O ECA Digital, que entrou em vigor no último dia 7 de abril, é um marco na proteção dos direitos da criança no ambiente caótico, e muitas vezes nocivo, das mídias digitais. Sendo uma instituição totalmente voltada à saúde integral da infância, a Fundação José Luiz Setúbal comemora a chegada desse arcabouço legal.
Há muitos anos, temos alertado para os perigos da convivência entre crianças e telas. Em 2017, postamos um texto no blog Saúde da Criança, com uma pesquisa apontando que telas portáteis estão vinculadas a atrasos na fala de crianças pequenas. E continuamos insistindo. O artigo publicado no último 10 de abril alerta: os melhores brinquedos voltam ao básico, esqueça as telas. Agora, esperamos que o ECA Digital contribua para evitar que crianças e adolescentes desenvolvam dependência digital.
E para além do problema da dependência, o ECA Digital tem o enorme desafio de impedir que adultos mal-intencionados abusem e agridam crianças usando meios digitais. A adoção desse marco regulatório nos coloca ao lado de outras nações do mundo, como a França e a Austrália, pioneiras na defesa de suas crianças diante dos perigos do universo digital.
No momento, estamos trabalhando na revisão de nossos processos, sistemas e aplicativos para garantir que tudo esteja perfeitamente adequado às exigências da nova legislação. E nosso primeiro passo para atender às normas do ECA Digital foi a criação de um canal de denúncias exclusivo, que também pode ser utilizado para tirar dúvidas ou mandar sugestões: ecadigital@fundacaojles.org.br.
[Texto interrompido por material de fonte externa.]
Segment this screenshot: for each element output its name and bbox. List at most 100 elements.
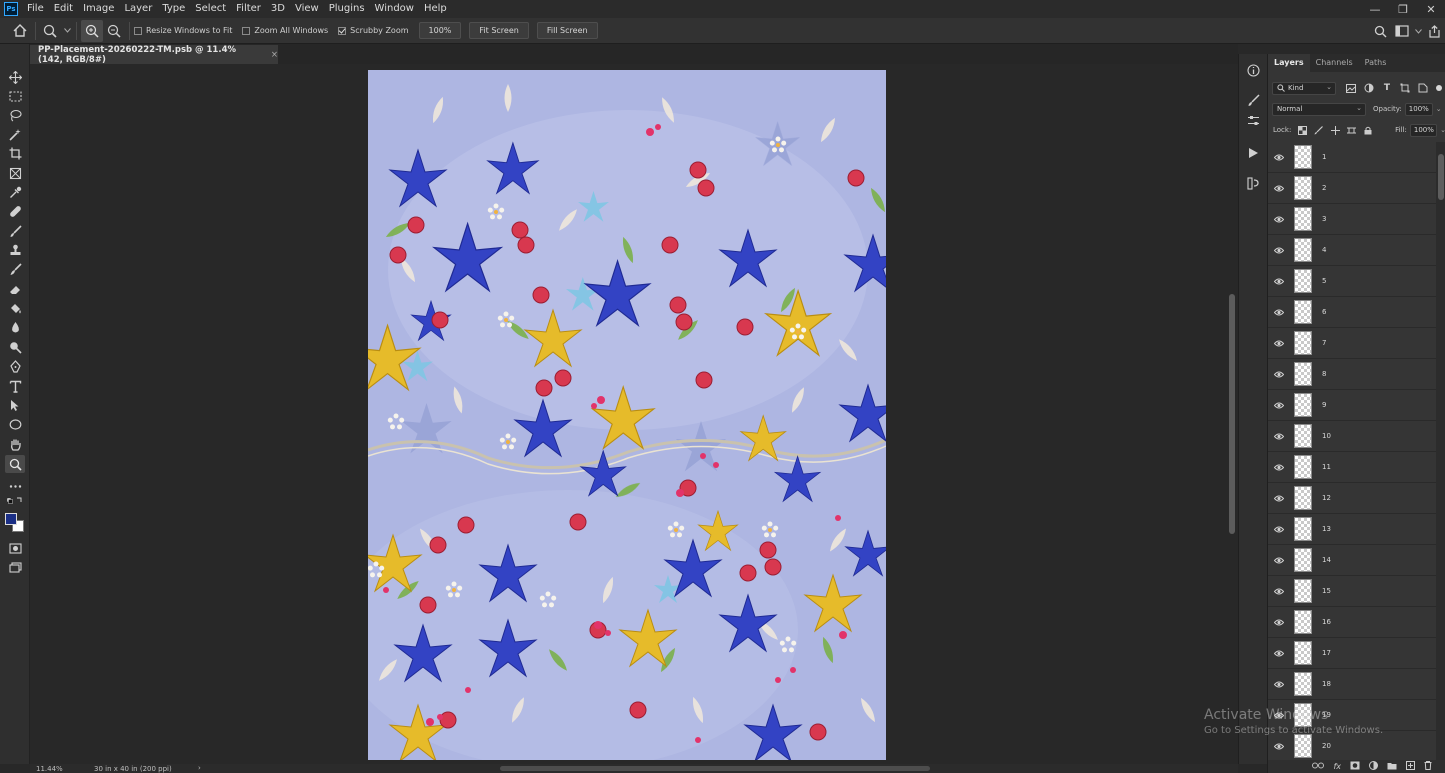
menu-select[interactable]: Select <box>190 0 231 18</box>
lock-position-icon[interactable] <box>1328 123 1342 137</box>
paint-bucket-tool-icon[interactable] <box>5 299 25 317</box>
menu-type[interactable]: Type <box>157 0 190 18</box>
layer-row[interactable]: 15 <box>1268 576 1436 607</box>
menu-plugins[interactable]: Plugins <box>324 0 370 18</box>
scrubby-zoom-checkbox[interactable]: Scrubby Zoom <box>338 26 409 35</box>
visibility-eye-icon[interactable] <box>1268 402 1290 409</box>
lock-transparent-pixels-icon[interactable] <box>1295 123 1309 137</box>
new-adjustment-layer-icon[interactable] <box>1369 761 1378 772</box>
fill-input[interactable]: 100% <box>1409 123 1438 137</box>
link-layers-icon[interactable] <box>1312 762 1325 771</box>
layer-row[interactable]: 7 <box>1268 328 1436 359</box>
delete-layer-icon[interactable] <box>1424 761 1432 772</box>
visibility-eye-icon[interactable] <box>1268 464 1290 471</box>
layer-row[interactable]: 14 <box>1268 545 1436 576</box>
type-tool-icon[interactable] <box>5 377 25 395</box>
info-icon[interactable] <box>1243 60 1263 80</box>
visibility-eye-icon[interactable] <box>1268 185 1290 192</box>
lock-artboard-icon[interactable] <box>1345 123 1359 137</box>
minimize-button[interactable]: — <box>1361 0 1389 18</box>
frame-tool-icon[interactable] <box>5 164 25 182</box>
visibility-eye-icon[interactable] <box>1268 650 1290 657</box>
screen-mode-icon[interactable] <box>5 558 25 576</box>
pen-tool-icon[interactable] <box>5 357 25 375</box>
zoom-tool-preset-icon[interactable] <box>40 20 62 42</box>
foreground-color-swatch[interactable] <box>5 513 17 525</box>
magic-wand-tool-icon[interactable] <box>5 125 25 143</box>
share-icon[interactable] <box>1423 20 1445 42</box>
layer-row[interactable]: 18 <box>1268 669 1436 700</box>
visibility-eye-icon[interactable] <box>1268 557 1290 564</box>
visibility-eye-icon[interactable] <box>1268 216 1290 223</box>
eyedropper-tool-icon[interactable] <box>5 183 25 201</box>
menu-3d[interactable]: 3D <box>266 0 290 18</box>
zoom-out-icon[interactable] <box>103 20 125 42</box>
zoom-level-readout[interactable]: 11.44% <box>36 765 63 773</box>
layer-row[interactable]: 17 <box>1268 638 1436 669</box>
layer-style-icon[interactable]: fx <box>1333 762 1341 771</box>
add-mask-icon[interactable] <box>1350 761 1360 772</box>
brush-settings-icon[interactable] <box>1243 90 1263 110</box>
blur-tool-icon[interactable] <box>5 318 25 336</box>
filter-shape-icon[interactable] <box>1398 81 1412 95</box>
chevron-down-icon[interactable] <box>62 20 72 42</box>
layer-row[interactable]: 12 <box>1268 483 1436 514</box>
canvas-vertical-scrollbar[interactable] <box>1226 64 1238 764</box>
fit-screen-button[interactable]: Fit Screen <box>469 22 529 39</box>
path-selection-tool-icon[interactable] <box>5 396 25 414</box>
filter-pixel-icon[interactable] <box>1344 81 1358 95</box>
chevron-down-icon[interactable]: ⌄ <box>1440 126 1445 134</box>
filter-type-icon[interactable]: T <box>1380 81 1394 95</box>
horizontal-scrollbar-thumb[interactable] <box>500 766 930 771</box>
new-layer-icon[interactable] <box>1406 761 1415 772</box>
visibility-eye-icon[interactable] <box>1268 371 1290 378</box>
workspace-icon[interactable] <box>1391 20 1413 42</box>
lock-all-icon[interactable] <box>1362 123 1376 137</box>
visibility-eye-icon[interactable] <box>1268 278 1290 285</box>
brush-tool-icon[interactable] <box>5 222 25 240</box>
menu-view[interactable]: View <box>290 0 324 18</box>
tab-channels[interactable]: Channels <box>1310 54 1359 72</box>
resize-windows-checkbox[interactable]: Resize Windows to Fit <box>134 26 232 35</box>
more-tools-icon[interactable] <box>5 477 25 495</box>
menu-edit[interactable]: Edit <box>49 0 78 18</box>
layer-row[interactable]: 13 <box>1268 514 1436 545</box>
menu-layer[interactable]: Layer <box>119 0 157 18</box>
blend-mode-select[interactable]: Normal ⌄ <box>1272 102 1366 116</box>
menu-window[interactable]: Window <box>370 0 419 18</box>
layers-scrollbar[interactable] <box>1436 142 1445 762</box>
chevron-down-icon[interactable]: ⌄ <box>1436 105 1442 113</box>
marquee-tool-icon[interactable] <box>5 87 25 105</box>
chevron-down-icon[interactable] <box>1413 20 1423 42</box>
layer-row[interactable]: 9 <box>1268 390 1436 421</box>
fill-screen-button[interactable]: Fill Screen <box>536 22 598 39</box>
zoom-all-windows-checkbox[interactable]: Zoom All Windows <box>242 26 328 35</box>
layer-row[interactable]: 10 <box>1268 421 1436 452</box>
layer-row[interactable]: 3 <box>1268 204 1436 235</box>
restore-button[interactable]: ❐ <box>1389 0 1417 18</box>
adjustments-icon[interactable] <box>1243 110 1263 130</box>
zoom-100-button[interactable]: 100% <box>418 22 462 39</box>
visibility-eye-icon[interactable] <box>1268 495 1290 502</box>
canvas-area[interactable] <box>30 64 1226 764</box>
visibility-eye-icon[interactable] <box>1268 433 1290 440</box>
search-icon[interactable] <box>1369 20 1391 42</box>
document-canvas[interactable] <box>368 70 886 760</box>
history-brush-tool-icon[interactable] <box>5 260 25 278</box>
menu-filter[interactable]: Filter <box>231 0 266 18</box>
dodge-tool-icon[interactable] <box>5 338 25 356</box>
visibility-eye-icon[interactable] <box>1268 247 1290 254</box>
filter-adjustment-icon[interactable] <box>1362 81 1376 95</box>
actions-play-icon[interactable] <box>1243 143 1263 163</box>
layer-row[interactable]: 6 <box>1268 297 1436 328</box>
tab-paths[interactable]: Paths <box>1359 54 1393 72</box>
layer-row[interactable]: 8 <box>1268 359 1436 390</box>
lasso-tool-icon[interactable] <box>5 106 25 124</box>
libraries-icon[interactable] <box>1243 173 1263 193</box>
filter-toggle-icon[interactable] <box>1436 85 1442 91</box>
scrollbar-thumb[interactable] <box>1229 294 1235 534</box>
menu-image[interactable]: Image <box>78 0 119 18</box>
visibility-eye-icon[interactable] <box>1268 743 1290 750</box>
home-icon[interactable] <box>9 20 31 42</box>
visibility-eye-icon[interactable] <box>1268 340 1290 347</box>
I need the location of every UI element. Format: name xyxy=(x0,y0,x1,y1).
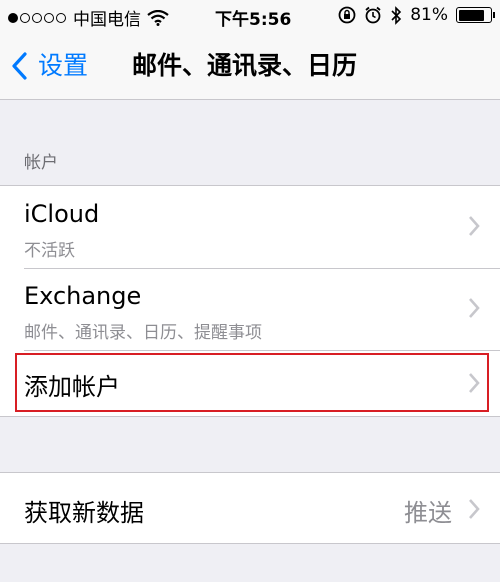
signal-dot-icon xyxy=(32,12,42,23)
alarm-icon xyxy=(365,6,381,24)
signal-dot-icon xyxy=(56,12,66,23)
back-button[interactable]: 设置 xyxy=(10,46,88,86)
bluetooth-icon xyxy=(391,5,402,25)
wifi-icon xyxy=(147,9,169,26)
chevron-right-icon xyxy=(469,499,480,519)
battery-fill xyxy=(458,9,484,21)
battery-icon xyxy=(456,7,495,23)
account-row-icloud[interactable]: iCloud 不活跃 xyxy=(0,186,500,268)
battery-percent: 81% xyxy=(410,5,448,25)
signal-dot-icon xyxy=(44,12,54,23)
accounts-section-header: 帐户 xyxy=(24,153,58,173)
back-label: 设置 xyxy=(38,51,89,80)
row-subtitle: 邮件、通讯录、日历、提醒事项 xyxy=(24,323,262,343)
status-right: 81% xyxy=(330,5,495,25)
signal-dot-icon xyxy=(8,12,18,23)
back-chevron-icon xyxy=(12,52,27,80)
chevron-right-icon xyxy=(469,298,480,318)
top-bar: 中国电信 下午5:56 81% 设置 邮件、通讯录、日历 xyxy=(0,0,500,100)
row-title: 获取新数据 xyxy=(24,499,144,527)
status-bar: 中国电信 下午5:56 81% xyxy=(0,0,500,32)
chevron-right-icon xyxy=(469,216,480,236)
add-account-highlight xyxy=(15,353,489,412)
signal-carrier: 中国电信 xyxy=(8,5,169,30)
row-detail: 推送 xyxy=(404,499,452,527)
row-subtitle: 不活跃 xyxy=(24,241,75,261)
row-title: Exchange xyxy=(24,282,142,310)
row-title: iCloud xyxy=(24,200,100,228)
status-time: 下午5:56 xyxy=(215,10,292,30)
carrier-name: 中国电信 xyxy=(73,10,141,30)
fetch-group: 获取新数据 推送 xyxy=(0,472,500,544)
fetch-new-data-row[interactable]: 获取新数据 推送 xyxy=(0,473,500,543)
page-title: 邮件、通讯录、日历 xyxy=(132,51,358,80)
rotation-lock-icon xyxy=(338,6,356,24)
account-row-exchange[interactable]: Exchange 邮件、通讯录、日历、提醒事项 xyxy=(0,268,500,350)
signal-dot-icon xyxy=(20,12,30,23)
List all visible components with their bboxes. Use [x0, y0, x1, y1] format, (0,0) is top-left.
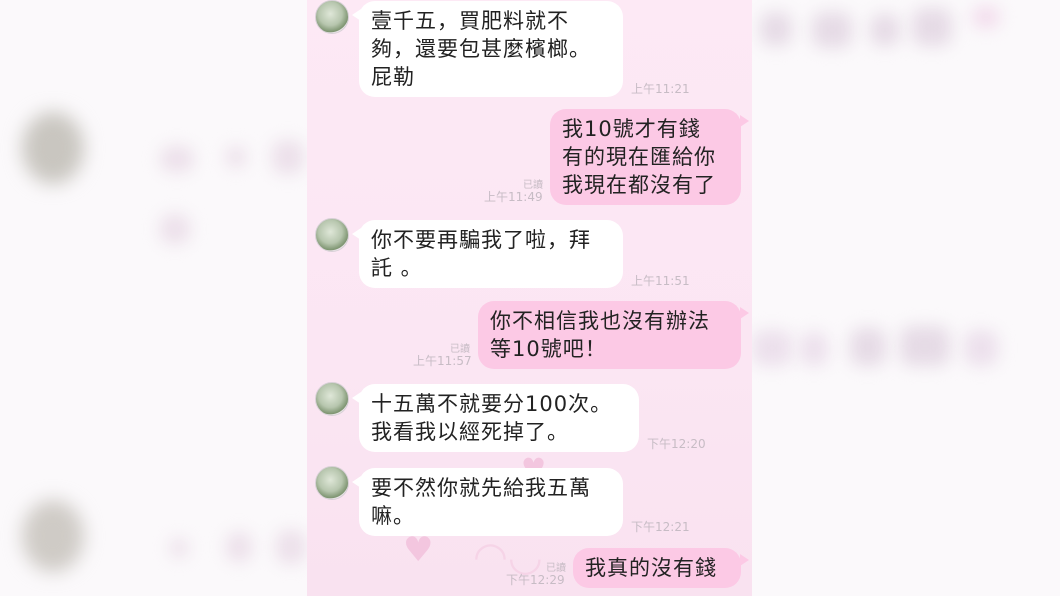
message-timestamp: 下午12:29 — [506, 573, 565, 587]
message-text: 壹千五，買肥料就不 — [371, 9, 569, 33]
message-text: 你不要再騙我了啦，拜 — [371, 228, 591, 252]
blurred-text — [760, 12, 792, 46]
message-text: 你不相信我也沒有辦法 — [490, 309, 710, 333]
message-text: 我真的沒有錢 — [585, 556, 717, 580]
blurred-left-panel — [0, 0, 307, 596]
incoming-message-bubble: 你不要再騙我了啦，拜 託 。 — [352, 220, 623, 288]
blurred-text — [964, 330, 998, 366]
blurred-text — [272, 140, 304, 174]
blurred-text — [870, 14, 900, 46]
contact-avatar[interactable] — [315, 0, 349, 34]
message-timestamp: 上午11:57 — [413, 354, 472, 368]
message-text: 十五萬不就要分100次。 — [371, 392, 613, 416]
blurred-text — [850, 328, 886, 366]
blurred-right-panel — [752, 0, 1060, 596]
blurred-text — [800, 332, 828, 366]
message-timestamp: 上午11:21 — [631, 82, 690, 96]
message-timestamp: 上午11:51 — [631, 274, 690, 288]
message-timestamp: 下午12:21 — [631, 520, 690, 534]
incoming-message-bubble: 十五萬不就要分100次。 我看我以經死掉了。 — [352, 384, 639, 452]
message-text: 等10號吧！ — [490, 337, 607, 361]
blurred-text — [912, 8, 952, 46]
blurred-text — [972, 6, 1000, 28]
blurred-text — [812, 12, 852, 48]
blurred-avatar — [22, 500, 84, 572]
message-text: 我現在都沒有了 — [562, 173, 716, 197]
chat-panel[interactable]: ♥ ♥ ◠◡ 壹千五，買肥料就不 夠，還要包甚麼檳榔。 屁勒 上午11:21 已… — [307, 0, 752, 596]
blurred-text — [160, 214, 190, 244]
incoming-message-bubble: 壹千五，買肥料就不 夠，還要包甚麼檳榔。 屁勒 — [352, 1, 623, 97]
message-text: 屁勒 — [371, 65, 415, 89]
incoming-message-bubble: 要不然你就先給我五萬 嘛。 — [352, 468, 623, 536]
blurred-text — [900, 326, 950, 366]
contact-avatar[interactable] — [315, 466, 349, 500]
message-text: 我10號才有錢 — [562, 117, 701, 141]
blurred-text — [752, 330, 792, 366]
contact-avatar[interactable] — [315, 382, 349, 416]
blurred-text — [170, 538, 188, 558]
message-timestamp: 下午12:20 — [647, 437, 706, 451]
blurred-text — [276, 530, 306, 564]
message-text: 要不然你就先給我五萬 — [371, 476, 591, 500]
outgoing-message-bubble: 我10號才有錢 有的現在匯給你 我現在都沒有了 — [550, 109, 749, 205]
contact-avatar[interactable] — [315, 218, 349, 252]
message-text: 我看我以經死掉了。 — [371, 420, 569, 444]
blurred-text — [226, 146, 246, 168]
message-text: 有的現在匯給你 — [562, 145, 716, 169]
message-text: 夠，還要包甚麼檳榔。 — [371, 37, 591, 61]
blurred-text — [160, 146, 194, 172]
outgoing-message-bubble: 我真的沒有錢 — [573, 548, 749, 588]
message-text: 託 。 — [371, 256, 423, 280]
message-timestamp: 上午11:49 — [484, 190, 543, 204]
blurred-avatar — [22, 112, 84, 184]
heart-icon: ♥ — [403, 530, 434, 570]
message-text: 嘛。 — [371, 504, 415, 528]
outgoing-message-bubble: 你不相信我也沒有辦法 等10號吧！ — [478, 301, 749, 369]
blurred-text — [226, 532, 252, 562]
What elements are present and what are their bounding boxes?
Como um polo de saúde infantil, nos sentimos parte desse esforço de proteção das crianças. Usamos nossos canais de comunicação para alertar, informar e conscientizar pais e cuidadores. E nos mobilizamos, por meio da nossa frente de promoção de melhores políticas públicas, o Infinis, apoiando e orientando legisladores e gestores públicos no sentido da implementação real do ECA Digital para impedir que um arcabouço legal fundamental vire letra morta.